A corporate bond is a debt security issued by a company to borrow money, usually with scheduled interest payments and repayment of principal at maturity.

Updated

May 21, 2026

Read time

3 min read

What Is a Corporate Bond?

A corporate bond is a debt security issued by a company to raise money. The investor lends money to the issuer, and the company promises to pay interest, usually on a fixed schedule, and repay principal at maturity unless the bond is called, refinanced, converted, or defaults.

Corporate bonds sit between bank loans and equity in a company's capital structure. Bondholders do not own the company, vote like shareholders, or participate directly in upside beyond the bond's promised payments. Their return depends on receiving interest and principal, and their risk depends heavily on the issuer's credit quality, bond terms, interest rates, and market liquidity.

Key Takeaways

  • A corporate bond is company debt, not company ownership.
  • Investors are paid through interest and principal repayment rather than dividends or stock appreciation.
  • Credit risk is central because the issuer may be downgraded or fail to pay.
  • Bond prices move with interest rates, credit spreads, call features, and market demand.
  • Investment-grade and high-yield corporate bonds can behave very differently in a portfolio.

How Corporate Bonds Pay Investors

Most corporate bonds have a face value, coupon rate, maturity date, and payment schedule. A bond with a $1,000 face value and a 5% annual coupon generally pays $50 of interest per year, often in two semiannual payments, before returning principal at maturity. If the bond trades above or below par, the investor's actual yield will differ from the coupon rate.

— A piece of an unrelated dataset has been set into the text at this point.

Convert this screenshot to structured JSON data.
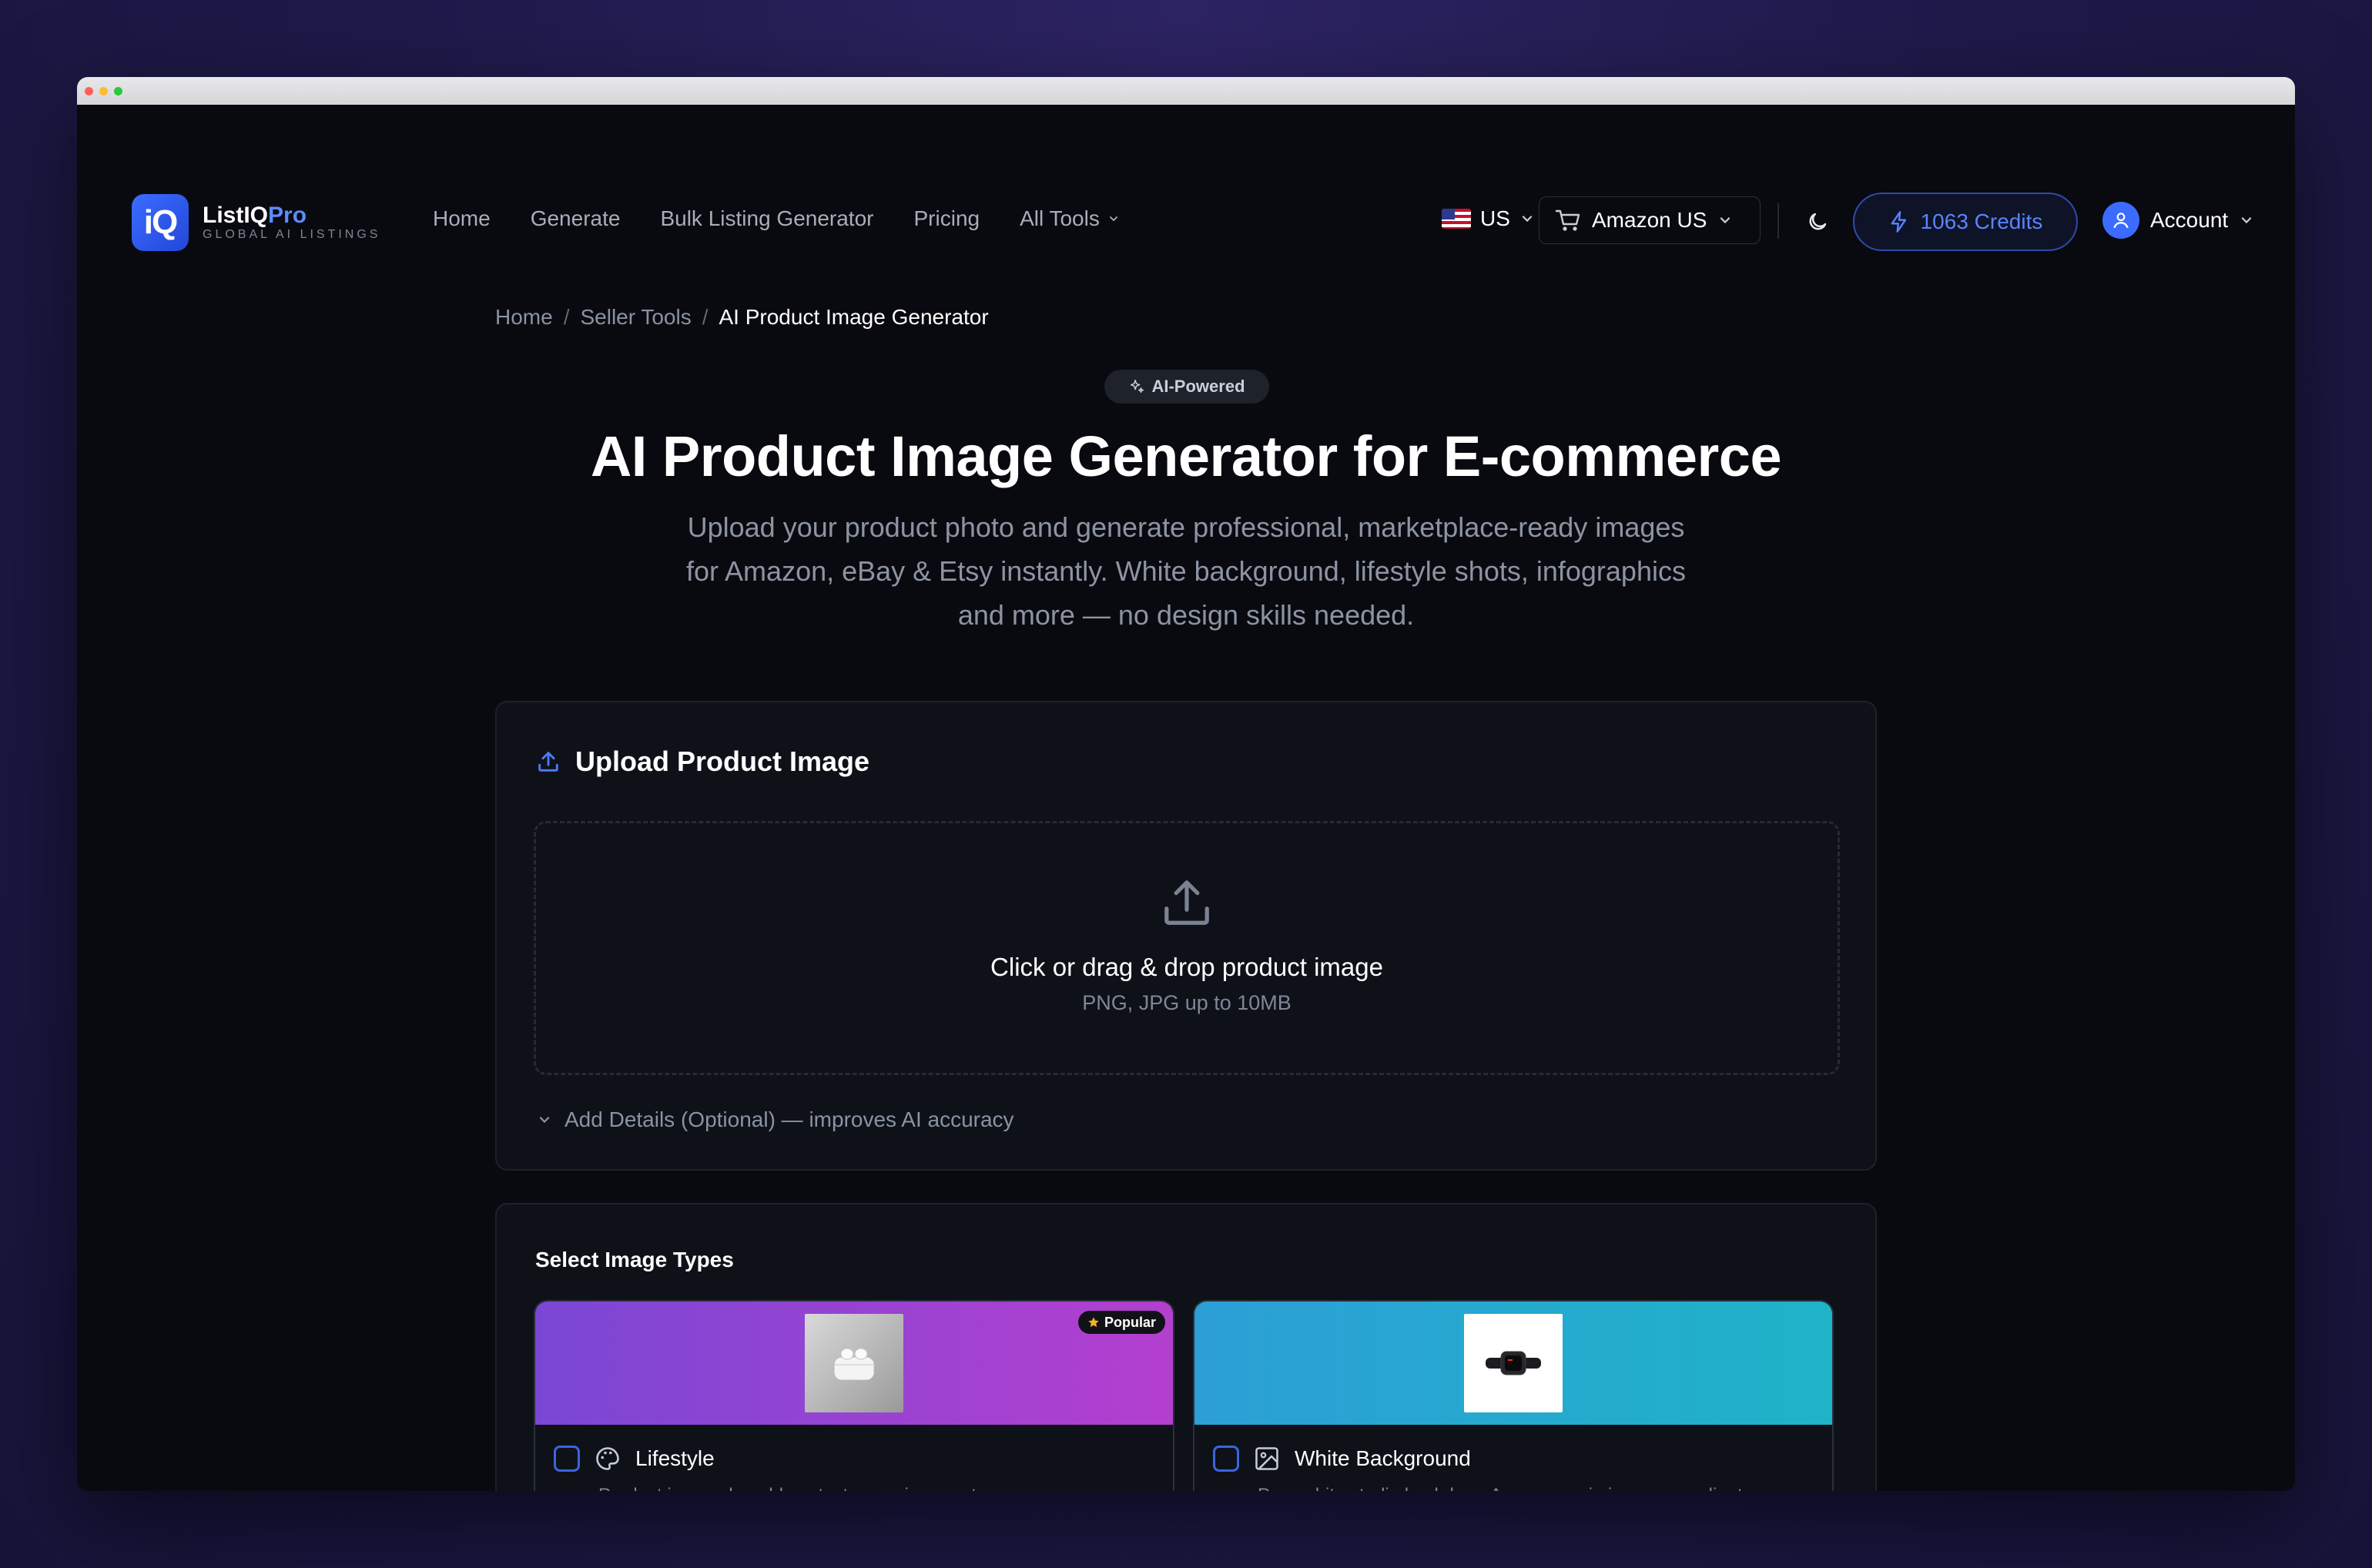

Some corporate bonds include features that change the payoff. Callable bonds can be redeemed by the issuer before maturity under specified terms. Convertible bonds can be exchanged for shares under defined conditions. Secured bonds are backed by specific collateral, while unsecured bonds rely on the issuer's general credit.

Credit Quality and Yield

Corporate bonds usually pay more than comparable Treasury securities because investors require compensation for credit risk and liquidity risk. The extra yield is often called a credit spread. A financially strong issuer may borrow at a relatively narrow spread, while a heavily indebted or cyclical issuer may have to offer a much higher yield.

The broad split is investment grade versus high yield. Investment-grade bonds are generally issued by companies viewed as having stronger capacity to meet obligations. High-yield bonds, sometimes called junk bonds, offer higher income potential but carry greater default risk and can fall sharply when economic conditions weaken.

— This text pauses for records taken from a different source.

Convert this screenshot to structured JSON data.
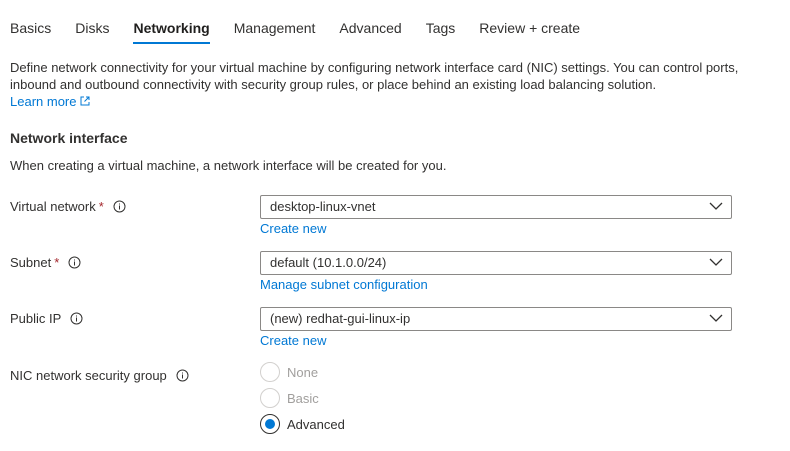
{
  "tabs": [
    {
      "label": "Basics",
      "active": false
    },
    {
      "label": "Disks",
      "active": false
    },
    {
      "label": "Networking",
      "active": true
    },
    {
      "label": "Management",
      "active": false
    },
    {
      "label": "Advanced",
      "active": false
    },
    {
      "label": "Tags",
      "active": false
    },
    {
      "label": "Review + create",
      "active": false
    }
  ],
  "intro": {
    "text": "Define network connectivity for your virtual machine by configuring network interface card (NIC) settings. You can control ports, inbound and outbound connectivity with security group rules, or place behind an existing load balancing solution.",
    "learn_more": "Learn more"
  },
  "section": {
    "title": "Network interface",
    "subtitle": "When creating a virtual machine, a network interface will be created for you."
  },
  "fields": {
    "virtual_network": {
      "label": "Virtual network",
      "required": "*",
      "value": "desktop-linux-vnet",
      "link": "Create new"
    },
    "subnet": {
      "label": "Subnet",
      "required": "*",
      "value": "default (10.1.0.0/24)",
      "link": "Manage subnet configuration"
    },
    "public_ip": {
      "label": "Public IP",
      "value": "(new) redhat-gui-linux-ip",
      "link": "Create new"
    },
    "nic_nsg": {
      "label": "NIC network security group",
      "options": [
        "None",
        "Basic",
        "Advanced"
      ],
      "selected": "Advanced"
    }
  },
  "colors": {
    "accent": "#0078d4",
    "required": "#a4262c",
    "text": "#323130"
  },
  "icons": {
    "info": "info-icon",
    "external": "external-link-icon",
    "dropdown": "chevron-down-icon"
  }
}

Where They Fit in a Portfolio

Corporate bonds can add income and diversification, but they are not risk-free substitutes for cash. Long-maturity bonds can be sensitive to rate changes. Lower-quality bonds can behave more like equities during stress because credit spreads often widen when investors become worried about defaults. A bond fund can reduce single-issuer risk but still carries interest-rate, credit, and liquidity risk.

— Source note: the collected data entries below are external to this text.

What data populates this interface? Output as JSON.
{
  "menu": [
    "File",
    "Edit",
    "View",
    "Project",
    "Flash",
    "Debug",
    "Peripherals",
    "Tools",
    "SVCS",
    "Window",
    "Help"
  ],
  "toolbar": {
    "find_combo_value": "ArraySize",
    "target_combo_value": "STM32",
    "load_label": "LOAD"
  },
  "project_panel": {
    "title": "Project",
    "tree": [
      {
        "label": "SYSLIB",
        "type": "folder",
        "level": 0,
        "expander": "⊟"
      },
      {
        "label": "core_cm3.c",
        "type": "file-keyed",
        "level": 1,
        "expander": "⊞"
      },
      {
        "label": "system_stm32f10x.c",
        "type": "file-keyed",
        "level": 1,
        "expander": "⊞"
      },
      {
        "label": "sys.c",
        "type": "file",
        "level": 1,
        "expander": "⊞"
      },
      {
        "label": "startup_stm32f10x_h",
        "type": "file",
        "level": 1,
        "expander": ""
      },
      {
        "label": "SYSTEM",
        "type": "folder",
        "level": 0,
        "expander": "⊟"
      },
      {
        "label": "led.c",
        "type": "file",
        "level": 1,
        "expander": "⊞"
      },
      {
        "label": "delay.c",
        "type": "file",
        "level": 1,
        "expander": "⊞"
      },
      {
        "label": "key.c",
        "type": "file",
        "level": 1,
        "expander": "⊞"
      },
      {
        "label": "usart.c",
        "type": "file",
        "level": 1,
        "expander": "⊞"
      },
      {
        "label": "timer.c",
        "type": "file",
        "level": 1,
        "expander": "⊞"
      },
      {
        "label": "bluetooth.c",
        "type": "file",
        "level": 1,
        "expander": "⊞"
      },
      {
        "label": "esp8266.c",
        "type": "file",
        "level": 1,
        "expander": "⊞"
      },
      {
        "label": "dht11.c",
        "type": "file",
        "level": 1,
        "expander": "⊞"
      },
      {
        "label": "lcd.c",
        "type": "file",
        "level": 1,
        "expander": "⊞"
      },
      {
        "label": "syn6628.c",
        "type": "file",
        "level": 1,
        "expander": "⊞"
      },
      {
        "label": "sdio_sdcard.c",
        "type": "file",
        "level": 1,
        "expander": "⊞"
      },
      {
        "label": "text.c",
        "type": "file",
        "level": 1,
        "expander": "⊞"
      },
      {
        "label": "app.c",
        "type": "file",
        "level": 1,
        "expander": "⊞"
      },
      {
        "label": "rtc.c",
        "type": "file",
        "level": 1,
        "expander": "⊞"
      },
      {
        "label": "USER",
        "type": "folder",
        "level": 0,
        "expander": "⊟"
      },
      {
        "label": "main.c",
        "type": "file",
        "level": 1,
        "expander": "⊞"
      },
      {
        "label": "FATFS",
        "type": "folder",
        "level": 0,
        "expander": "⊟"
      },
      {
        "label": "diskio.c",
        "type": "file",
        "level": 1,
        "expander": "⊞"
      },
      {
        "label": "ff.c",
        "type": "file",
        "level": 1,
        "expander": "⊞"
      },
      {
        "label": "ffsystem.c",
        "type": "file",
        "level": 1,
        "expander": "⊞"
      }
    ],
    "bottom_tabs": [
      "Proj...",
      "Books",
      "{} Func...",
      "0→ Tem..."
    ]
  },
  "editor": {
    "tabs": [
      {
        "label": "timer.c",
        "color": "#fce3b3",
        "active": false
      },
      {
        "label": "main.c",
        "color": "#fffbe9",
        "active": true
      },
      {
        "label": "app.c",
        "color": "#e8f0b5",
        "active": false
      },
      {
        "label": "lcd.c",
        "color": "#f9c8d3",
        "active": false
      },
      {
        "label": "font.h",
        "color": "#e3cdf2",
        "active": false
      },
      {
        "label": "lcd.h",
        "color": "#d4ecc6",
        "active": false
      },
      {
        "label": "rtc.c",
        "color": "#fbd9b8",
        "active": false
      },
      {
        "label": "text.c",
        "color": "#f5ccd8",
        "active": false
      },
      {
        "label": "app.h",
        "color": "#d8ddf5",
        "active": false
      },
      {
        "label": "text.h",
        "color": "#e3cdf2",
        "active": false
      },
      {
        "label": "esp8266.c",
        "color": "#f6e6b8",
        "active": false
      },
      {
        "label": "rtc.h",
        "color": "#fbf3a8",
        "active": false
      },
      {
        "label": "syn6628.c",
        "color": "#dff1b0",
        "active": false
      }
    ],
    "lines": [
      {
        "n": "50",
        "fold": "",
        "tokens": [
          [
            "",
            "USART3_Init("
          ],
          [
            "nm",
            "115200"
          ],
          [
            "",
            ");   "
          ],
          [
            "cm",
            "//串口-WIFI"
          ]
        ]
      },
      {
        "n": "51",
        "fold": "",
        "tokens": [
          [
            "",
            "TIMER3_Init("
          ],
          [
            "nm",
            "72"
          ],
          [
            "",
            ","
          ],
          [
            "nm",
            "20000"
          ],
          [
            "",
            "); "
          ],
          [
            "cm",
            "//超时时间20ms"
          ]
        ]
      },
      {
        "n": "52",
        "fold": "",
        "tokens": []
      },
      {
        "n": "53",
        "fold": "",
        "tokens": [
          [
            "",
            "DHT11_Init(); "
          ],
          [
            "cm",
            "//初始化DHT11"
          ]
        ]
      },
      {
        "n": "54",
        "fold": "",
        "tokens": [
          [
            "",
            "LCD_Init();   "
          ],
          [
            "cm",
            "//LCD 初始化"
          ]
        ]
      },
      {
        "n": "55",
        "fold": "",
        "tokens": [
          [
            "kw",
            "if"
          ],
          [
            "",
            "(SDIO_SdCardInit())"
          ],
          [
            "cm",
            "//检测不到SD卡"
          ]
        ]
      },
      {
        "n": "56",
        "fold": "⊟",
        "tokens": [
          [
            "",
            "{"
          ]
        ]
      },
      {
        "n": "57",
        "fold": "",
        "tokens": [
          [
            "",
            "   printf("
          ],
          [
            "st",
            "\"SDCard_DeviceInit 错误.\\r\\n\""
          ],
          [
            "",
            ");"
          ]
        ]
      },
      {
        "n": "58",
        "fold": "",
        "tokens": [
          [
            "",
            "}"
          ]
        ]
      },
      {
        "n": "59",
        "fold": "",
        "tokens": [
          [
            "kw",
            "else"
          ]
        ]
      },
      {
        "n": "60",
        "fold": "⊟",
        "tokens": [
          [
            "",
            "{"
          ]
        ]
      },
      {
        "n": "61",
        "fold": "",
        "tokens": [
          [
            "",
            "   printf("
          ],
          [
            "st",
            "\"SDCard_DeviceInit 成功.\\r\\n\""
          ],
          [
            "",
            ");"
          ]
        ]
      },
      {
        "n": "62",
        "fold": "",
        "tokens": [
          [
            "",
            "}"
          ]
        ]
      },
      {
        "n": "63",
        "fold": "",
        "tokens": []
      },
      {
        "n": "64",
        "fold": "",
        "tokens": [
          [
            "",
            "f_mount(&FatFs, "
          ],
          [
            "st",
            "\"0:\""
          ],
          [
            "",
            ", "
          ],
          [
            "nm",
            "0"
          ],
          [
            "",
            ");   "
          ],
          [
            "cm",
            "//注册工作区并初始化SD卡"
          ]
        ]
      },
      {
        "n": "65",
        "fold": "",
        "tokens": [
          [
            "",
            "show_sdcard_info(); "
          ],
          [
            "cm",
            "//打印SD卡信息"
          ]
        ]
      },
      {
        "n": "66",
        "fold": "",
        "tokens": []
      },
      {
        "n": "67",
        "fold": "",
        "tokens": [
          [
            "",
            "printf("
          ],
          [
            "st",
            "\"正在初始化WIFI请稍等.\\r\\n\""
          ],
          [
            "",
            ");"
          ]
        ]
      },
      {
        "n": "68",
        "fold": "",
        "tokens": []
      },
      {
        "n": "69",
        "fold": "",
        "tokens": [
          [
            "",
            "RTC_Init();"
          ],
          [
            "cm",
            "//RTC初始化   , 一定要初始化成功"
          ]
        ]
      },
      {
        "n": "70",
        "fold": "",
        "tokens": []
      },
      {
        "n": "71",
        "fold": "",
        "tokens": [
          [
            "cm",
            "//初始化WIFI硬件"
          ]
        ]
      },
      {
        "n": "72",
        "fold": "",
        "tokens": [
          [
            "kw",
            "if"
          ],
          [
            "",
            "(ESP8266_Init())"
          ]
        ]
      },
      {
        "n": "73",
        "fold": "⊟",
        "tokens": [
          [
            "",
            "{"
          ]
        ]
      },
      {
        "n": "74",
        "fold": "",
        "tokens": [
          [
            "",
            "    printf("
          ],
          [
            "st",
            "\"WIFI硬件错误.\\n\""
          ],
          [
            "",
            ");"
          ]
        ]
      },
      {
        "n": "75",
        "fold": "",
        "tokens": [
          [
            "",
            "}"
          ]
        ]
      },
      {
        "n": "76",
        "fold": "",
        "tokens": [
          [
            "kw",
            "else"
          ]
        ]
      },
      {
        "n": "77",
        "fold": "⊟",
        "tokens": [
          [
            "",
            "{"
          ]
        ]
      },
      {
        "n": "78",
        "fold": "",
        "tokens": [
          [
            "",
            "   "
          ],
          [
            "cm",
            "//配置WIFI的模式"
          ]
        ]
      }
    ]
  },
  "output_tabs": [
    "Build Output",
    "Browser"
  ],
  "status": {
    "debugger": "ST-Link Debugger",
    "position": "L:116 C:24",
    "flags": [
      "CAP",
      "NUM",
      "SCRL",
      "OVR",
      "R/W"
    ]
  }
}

Investors often compare corporate bonds by yield to maturity, yield to worst, duration, credit rating, call schedule, seniority, and sector exposure. The headline yield is only useful when read with those details. Two bonds with the same yield can carry very different risk if one matures soon and the other depends on a leveraged issuer for decades. Seniority, collateral, and covenant protection can matter as much as the issuer name when credit conditions weaken. Recovery value in a default can vary widely across the capital structure. That hierarchy matters materially.

The Bottom Line

A corporate bond is a loan to a company packaged as a tradable security. It can provide income, but the promised payments are only as reliable as the issuer and the bond's legal terms. The higher yield compared with safer government debt is compensation for real risks, not a free premium.